On a quiet March afternoon, my obstetrician and husband helped me deliver a quiet baby, a baby whom I never saw and never held, a baby conceived from love and born in heartache.  A stillborn whom I’d learn a few weeks later was my son. 
        The avalanche of grief that followed blanketed my senses, leaving me disoriented for months.  On some days, I hermitted myself in the house, afraid of what the outside world would bring.  On others, I’d venture out into a surreal existence, convinced at every turn there would be a mother with children, or worse, someone pregnant.  I had nowhere to hide.
        For months I couldn’t understand the whys?  Why me? Why G-d? Why?
        Joining a group for bereaved parents three weeks after my loss, I was able to slowly chip away at the concrete that surrounded my heart.  I was not alone.  There were other women who talked like me and looked like me, strangers brought together to mourn.
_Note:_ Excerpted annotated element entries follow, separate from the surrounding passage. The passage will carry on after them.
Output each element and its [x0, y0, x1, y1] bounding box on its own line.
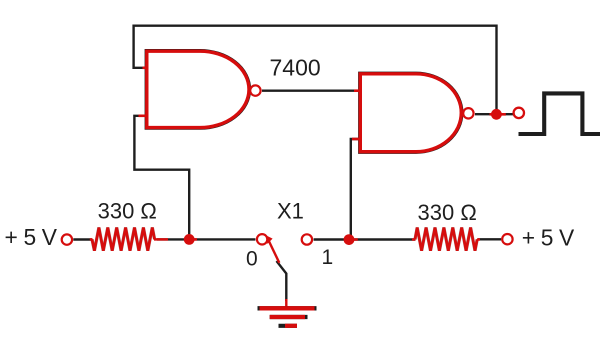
svg-text:1: 1 [322, 246, 334, 269]
svg-text:+ 5 V: + 5 V [522, 225, 575, 251]
svg-text:330 Ω: 330 Ω [98, 198, 157, 223]
svg-text:+ 5 V: + 5 V [5, 224, 58, 250]
svg-text:0: 0 [246, 248, 258, 271]
svg-text:7400: 7400 [270, 55, 321, 81]
svg-text:330 Ω: 330 Ω [418, 200, 477, 225]
svg-text:X1: X1 [277, 198, 304, 223]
        As time passed, bits of myself began to emerge, only I wasn’t the same me.  There were scars no one could see.  In the immediate days following Solomon’s loss, family and friends helped.  Then the support stopped, and I learned quickly how to protect myself from indifference and ignorance.
        I would learn over the grieving months about physicalities that would be managed to bring me healthy children.  I miscarried another boy seven months after losing Solomon.  Now I mourned for two.
        Pregnant for the third time, I held my breathe for almost nine months.  I denied myself most of the happiness pregnant women feel.  I was afraid for the life inside me.  I relied on counseling and my mourning friends to get me through.
        Alison was born, and the last remnants of my grief dissipated.  Nineteen months later, came Adam.  With two children under two to take care of, there was little time to live in grief.
        And now, on March 8, 2005, I will reconnect to Solomon and let him know how our lives are.   I‘ll tell him about his little sister and brother and his stepbrother too.  I’ll share with him all the wonderful things he can see through the clouds and tell him I wish he were here with us.  I’ll thank him for his life as well. 

        Five years seems to have gone by in a flash.  I can now look back and reflect on my experiences, knowing I am a survivor, knowing that G-d didn’t punish me, and accepting that sometimes a why? will never be figured out.